“No longer a part of a niche culture, it seems country music has become so prevalent that city dwellers and suburbanites alike are donning denim and plaid and heading out to country music festivals across the nation.” – Danielle Ohl

“It’s ’bout that time o’ year again,” muses Luke Bryan, country star and notorious tight jeans-wearer, to start his hit song, “Suntan City.”

Indeed, my friends, it is that time. It’s the time of year when the days get longer, the air gets hotter, the crickets chirp, the fireflies glisten and for some reason, everyone forgets they didn’t grow up on a farm in Georgia.

Country music: the genre almost synonymous with the changing season and warming weather. During the summer, it seems some peach- and pecan-flavored dopamine rushes up to intoxicate even the most musically sane brain. No longer a part of a niche culture, it seems country music has become so prevalent that city dwellers and suburbanites alike are donning denim and plaid and heading out to country music festivals across the nation.

It’s tempting to throw on something mindless and romantic when cruising down an open highway devoid of school-related stress.
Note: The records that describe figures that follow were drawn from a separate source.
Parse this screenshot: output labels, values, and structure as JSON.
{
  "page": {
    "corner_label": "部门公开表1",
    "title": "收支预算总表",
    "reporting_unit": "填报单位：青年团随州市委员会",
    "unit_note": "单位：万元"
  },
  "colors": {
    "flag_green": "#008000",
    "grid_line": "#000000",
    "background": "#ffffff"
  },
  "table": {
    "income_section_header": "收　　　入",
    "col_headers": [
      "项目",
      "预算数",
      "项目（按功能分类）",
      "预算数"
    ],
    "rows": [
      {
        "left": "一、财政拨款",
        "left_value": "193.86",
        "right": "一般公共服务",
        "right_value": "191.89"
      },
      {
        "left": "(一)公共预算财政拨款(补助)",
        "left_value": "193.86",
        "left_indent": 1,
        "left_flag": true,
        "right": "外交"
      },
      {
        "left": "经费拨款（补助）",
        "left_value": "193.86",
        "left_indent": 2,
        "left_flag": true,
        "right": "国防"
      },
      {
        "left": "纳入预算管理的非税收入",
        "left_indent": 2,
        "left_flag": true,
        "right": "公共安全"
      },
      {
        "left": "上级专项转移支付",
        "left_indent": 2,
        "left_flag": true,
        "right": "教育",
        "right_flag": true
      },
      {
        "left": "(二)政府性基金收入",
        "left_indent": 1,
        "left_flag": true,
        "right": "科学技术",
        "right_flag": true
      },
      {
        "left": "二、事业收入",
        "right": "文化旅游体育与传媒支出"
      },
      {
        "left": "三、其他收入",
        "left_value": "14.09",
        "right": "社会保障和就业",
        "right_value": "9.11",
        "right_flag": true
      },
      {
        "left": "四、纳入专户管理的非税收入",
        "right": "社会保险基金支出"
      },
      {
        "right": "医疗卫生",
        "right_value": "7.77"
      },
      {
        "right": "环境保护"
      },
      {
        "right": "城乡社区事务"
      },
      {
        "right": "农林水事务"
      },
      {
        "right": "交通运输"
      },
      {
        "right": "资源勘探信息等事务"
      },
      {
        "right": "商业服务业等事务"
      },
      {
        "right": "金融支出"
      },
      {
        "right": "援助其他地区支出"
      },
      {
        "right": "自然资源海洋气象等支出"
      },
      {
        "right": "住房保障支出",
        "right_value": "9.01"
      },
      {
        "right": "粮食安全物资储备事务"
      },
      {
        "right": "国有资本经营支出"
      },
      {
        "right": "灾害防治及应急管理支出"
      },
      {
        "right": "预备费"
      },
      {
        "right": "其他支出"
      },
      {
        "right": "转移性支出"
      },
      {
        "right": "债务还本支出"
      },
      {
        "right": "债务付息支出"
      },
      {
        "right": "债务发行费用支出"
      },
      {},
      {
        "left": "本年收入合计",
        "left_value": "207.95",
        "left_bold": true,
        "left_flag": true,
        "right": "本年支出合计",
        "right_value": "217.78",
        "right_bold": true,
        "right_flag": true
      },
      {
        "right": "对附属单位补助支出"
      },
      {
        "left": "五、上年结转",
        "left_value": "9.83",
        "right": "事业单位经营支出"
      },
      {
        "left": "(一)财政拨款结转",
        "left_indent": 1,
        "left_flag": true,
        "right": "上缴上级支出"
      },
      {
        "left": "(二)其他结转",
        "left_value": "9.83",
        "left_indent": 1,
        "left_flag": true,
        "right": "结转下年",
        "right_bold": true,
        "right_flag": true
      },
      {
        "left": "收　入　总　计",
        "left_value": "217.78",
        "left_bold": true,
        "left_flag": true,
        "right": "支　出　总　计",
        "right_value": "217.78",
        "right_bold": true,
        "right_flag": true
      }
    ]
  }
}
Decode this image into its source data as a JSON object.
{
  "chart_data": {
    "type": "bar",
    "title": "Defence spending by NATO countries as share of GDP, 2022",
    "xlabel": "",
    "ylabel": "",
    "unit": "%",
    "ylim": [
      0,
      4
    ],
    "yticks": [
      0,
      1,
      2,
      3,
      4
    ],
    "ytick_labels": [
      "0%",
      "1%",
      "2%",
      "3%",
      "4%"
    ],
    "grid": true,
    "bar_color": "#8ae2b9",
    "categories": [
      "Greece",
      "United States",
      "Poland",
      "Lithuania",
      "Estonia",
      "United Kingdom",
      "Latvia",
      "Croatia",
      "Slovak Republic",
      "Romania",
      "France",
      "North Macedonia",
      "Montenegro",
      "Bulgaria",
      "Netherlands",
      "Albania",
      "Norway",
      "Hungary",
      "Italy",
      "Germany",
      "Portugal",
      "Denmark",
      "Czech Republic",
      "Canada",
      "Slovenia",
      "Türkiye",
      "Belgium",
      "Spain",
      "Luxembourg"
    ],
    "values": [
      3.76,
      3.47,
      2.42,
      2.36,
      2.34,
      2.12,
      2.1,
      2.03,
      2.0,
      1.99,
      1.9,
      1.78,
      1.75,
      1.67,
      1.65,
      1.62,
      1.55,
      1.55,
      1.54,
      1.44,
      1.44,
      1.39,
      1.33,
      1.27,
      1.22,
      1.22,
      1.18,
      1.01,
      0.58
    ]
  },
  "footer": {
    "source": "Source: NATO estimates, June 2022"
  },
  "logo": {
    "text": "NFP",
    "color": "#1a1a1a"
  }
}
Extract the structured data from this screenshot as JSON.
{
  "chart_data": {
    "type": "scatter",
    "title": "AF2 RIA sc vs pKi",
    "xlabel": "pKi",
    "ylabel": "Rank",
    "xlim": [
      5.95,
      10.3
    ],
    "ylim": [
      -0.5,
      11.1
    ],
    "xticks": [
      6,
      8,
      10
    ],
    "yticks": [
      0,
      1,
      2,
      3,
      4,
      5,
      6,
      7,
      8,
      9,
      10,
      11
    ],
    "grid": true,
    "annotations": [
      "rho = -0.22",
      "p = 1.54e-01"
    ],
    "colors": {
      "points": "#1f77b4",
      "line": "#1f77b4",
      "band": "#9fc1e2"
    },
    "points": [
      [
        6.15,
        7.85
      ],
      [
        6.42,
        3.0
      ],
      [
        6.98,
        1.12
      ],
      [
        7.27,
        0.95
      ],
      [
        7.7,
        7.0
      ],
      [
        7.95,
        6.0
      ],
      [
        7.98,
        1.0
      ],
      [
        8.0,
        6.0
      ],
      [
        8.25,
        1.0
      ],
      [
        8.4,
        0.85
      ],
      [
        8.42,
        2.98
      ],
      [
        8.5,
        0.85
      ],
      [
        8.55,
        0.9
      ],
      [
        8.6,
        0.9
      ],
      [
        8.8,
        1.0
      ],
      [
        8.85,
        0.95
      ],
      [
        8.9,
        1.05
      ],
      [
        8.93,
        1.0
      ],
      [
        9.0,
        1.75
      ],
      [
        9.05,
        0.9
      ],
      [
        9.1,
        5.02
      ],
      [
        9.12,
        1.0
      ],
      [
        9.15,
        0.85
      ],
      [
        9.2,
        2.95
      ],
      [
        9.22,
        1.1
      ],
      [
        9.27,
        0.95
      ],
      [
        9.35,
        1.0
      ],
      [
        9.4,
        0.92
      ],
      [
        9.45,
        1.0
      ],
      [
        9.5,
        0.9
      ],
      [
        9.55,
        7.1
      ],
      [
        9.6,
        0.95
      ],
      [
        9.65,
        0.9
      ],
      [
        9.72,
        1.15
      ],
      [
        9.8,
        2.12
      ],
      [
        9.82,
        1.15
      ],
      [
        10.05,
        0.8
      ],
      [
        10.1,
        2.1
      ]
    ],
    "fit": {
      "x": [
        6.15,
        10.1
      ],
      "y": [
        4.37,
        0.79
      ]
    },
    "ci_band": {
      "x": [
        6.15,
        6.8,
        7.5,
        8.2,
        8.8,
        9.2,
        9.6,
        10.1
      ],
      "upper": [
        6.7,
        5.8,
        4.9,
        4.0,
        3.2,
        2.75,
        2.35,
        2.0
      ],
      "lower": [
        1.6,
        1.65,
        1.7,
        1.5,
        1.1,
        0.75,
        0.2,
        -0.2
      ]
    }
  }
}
I, too, have been a victim of this musical temptation. The problem, however, is that no matter how thick the festival fog, I still feel a twinge of discomfort every time I hear the twang of a country song.

I’ve come to realize one thing: No matter the season, country music is inherently terrible.

Jason Aldean, whose single “The Only Way I Know” is about hard work and southern work ethic, spent much of his youth working on his musical abilities. While Aldean is from Georgia, he spent his days picking at a guitar, not tilling the fields as his song suggests. Eric Church, who is featured in the song, similarly passed his hours in school by playing gigs at a local bar before earning a degree in marketing, and then moved to Nashville to pursue a music career. Even country giant Tim McGraw went to college on a baseball scholarship before dropping out and pursuing music.

Undoubtedly, these artists lived small-town lives with Southern morals, but just like any other genre, their claims are exaggerated. There’s a time and place for country music, but it has little to offer beyond the background to a bonfire bash — something all summer soldiers seem to forget.

THREE FATAL FLAWS

1. The subject matter

Perhaps a bit of applause is in order for a genre that has successfully idealized beer, but that’s as far as the praise goes. Songs are almost identical. We get it, country music: Some guy has a truck; he put alcohol in that truck, drove that truck through dirt to get to some safe haven/party/girl, and there was probably a creek around somewhere. Maybe he listened to George Strait or Bruce Springsteen on the radio. He did something patriotic. Beer was involved. He hit on a girl. They had sex in the grass/truck/river because beds don’t exist in country music. Someone brought out moonshine. Did I mention beer? There was beer.

And that’s all there was. 

2. The “creep” factor

To say country music is the only genre that involves uncomfortable advances toward women is grossly inaccurate. There is, however, something unsavory about adding these kinds of lyrics to the already established Pygmalion-like obsession with trucks and any type of fermented liquid. In Blake Shelton’s “Boys ’Round Here,” he croons: “Hey now girl, hop inside/ Me and you gonna take a little ride to the river.” Shelton explains later in the song just exactly what he and his newly-acquainted female friend do at the river. Outside the context of this song, however, his advance would result in confusion at best and police intervention at worst.

3. The front

Most professional musicians work on maintaining a certain image. Unlike other genres, country attempts to establish a very believable “good ol’ boy” aura. The artists sing of homemade liquor, beat-up old possessions and hard work. Above all, they attempt to establish southern roots. While other genres make outlandish claims, country music’s are overly simple.